Autre talent à suivre, le français prolifique Jérémie Guez qui, avec Sons of Philadelphia (même date), place face à face deux cousins de la mafia philadelphienne jusqu’alors unis comme des frères. En cause, un événement ressuscitant les cadavres de la "famille"… Imprégné de l’esprit douloureux et de l’image bistre du Parrain, ce film noir comme de l’encre antipathique se révèle digne de cette tragédie contemporaine de référence faite de trahisons, violences, dollars et sang – à l’instar de Blood Ties, le meilleur Guillaume Canet. S’il est porté par un Matthias Schoenaerts massif et mutique et un Joel Kinnaman effrayant en chien fou, on décerne une mention spéciale à Maika Monroe, silhouette d’espérance balayant les remugles de testostérone.

Comme un roc(k)

Cette testostérone qui circule dans les veines du héros-titre de Nobody (2 juin) réalisé par le Russe Ilya Naishuller. En apparence père tranquille menant une vie routinière de petit comptable, Hutch s’avère un ancien "nettoyeur" d’une agence para-gouvernementale qu’un cambriolage à domicile va réveiller, et conduire à affronter l’équivalent du parrain dépositaire des fonds de pension de la mafia russe. Campé par Bob Odenkirk (alias Saul de la série Better Call Saul), Hutch s’engage dans une mécanique du talion aussi exponentielle que jouissive, avec craquements d’os, gnons et pièges vicieux joliment montés. En bonus, un répertoire de seconds couteaux bien affutés (de Connie Nielsen à Michael Ironside en passant par Christopher Lloyd) et – déjà – la promesse d’une suite alors que notre "nobody" n’a pas encore cicatrisé… Vivement le retour de bâton !

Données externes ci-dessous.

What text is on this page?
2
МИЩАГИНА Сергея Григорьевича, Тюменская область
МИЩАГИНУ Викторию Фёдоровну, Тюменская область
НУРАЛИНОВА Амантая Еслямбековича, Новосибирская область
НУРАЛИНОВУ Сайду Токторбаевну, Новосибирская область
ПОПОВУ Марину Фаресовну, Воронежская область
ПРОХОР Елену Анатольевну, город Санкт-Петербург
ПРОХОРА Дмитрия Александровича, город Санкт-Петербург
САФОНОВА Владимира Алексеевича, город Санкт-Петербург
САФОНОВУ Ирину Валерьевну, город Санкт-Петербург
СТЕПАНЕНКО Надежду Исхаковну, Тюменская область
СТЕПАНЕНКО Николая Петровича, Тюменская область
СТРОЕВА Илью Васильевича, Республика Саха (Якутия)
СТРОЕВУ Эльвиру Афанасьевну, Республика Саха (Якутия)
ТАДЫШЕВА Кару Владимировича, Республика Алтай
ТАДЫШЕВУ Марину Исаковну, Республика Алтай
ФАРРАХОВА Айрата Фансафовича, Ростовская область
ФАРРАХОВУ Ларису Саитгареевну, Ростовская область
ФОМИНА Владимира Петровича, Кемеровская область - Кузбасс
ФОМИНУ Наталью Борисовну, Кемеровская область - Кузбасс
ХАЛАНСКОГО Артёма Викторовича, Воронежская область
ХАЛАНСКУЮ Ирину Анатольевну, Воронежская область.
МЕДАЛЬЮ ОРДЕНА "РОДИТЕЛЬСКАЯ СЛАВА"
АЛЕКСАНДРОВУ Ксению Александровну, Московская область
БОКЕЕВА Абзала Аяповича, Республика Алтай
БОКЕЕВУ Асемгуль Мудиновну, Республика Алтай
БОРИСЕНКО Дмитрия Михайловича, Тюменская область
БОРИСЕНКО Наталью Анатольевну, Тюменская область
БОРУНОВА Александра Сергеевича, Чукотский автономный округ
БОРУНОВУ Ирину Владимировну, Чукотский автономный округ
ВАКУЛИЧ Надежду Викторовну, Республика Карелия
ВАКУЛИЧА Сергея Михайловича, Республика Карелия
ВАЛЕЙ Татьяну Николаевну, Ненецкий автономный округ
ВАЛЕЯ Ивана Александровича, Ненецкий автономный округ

Et puis il y a ce formidable anime du Japonais Kenji Iwaisawa, On-Gaku : Notre Rock ! (19 mai), où trois lycéens à la fois délinquants, apathiques et no-life oublient leurs rivalités stériles avec la bande d’en face en découvrant la musique. Pétri de "nonsense", d’esprit punk et de références à la naissance du rock progressif comme aux grands-messes de la fin des années 1960, ce film illustre (au sens propre) la diversité des émotions que la musique peut procurer en modulant l'esthétique de la sobriété aux effets rotoscopiques. On lui pardonnera de faire passer la vengeance au second plan : il fait un effet bœuf.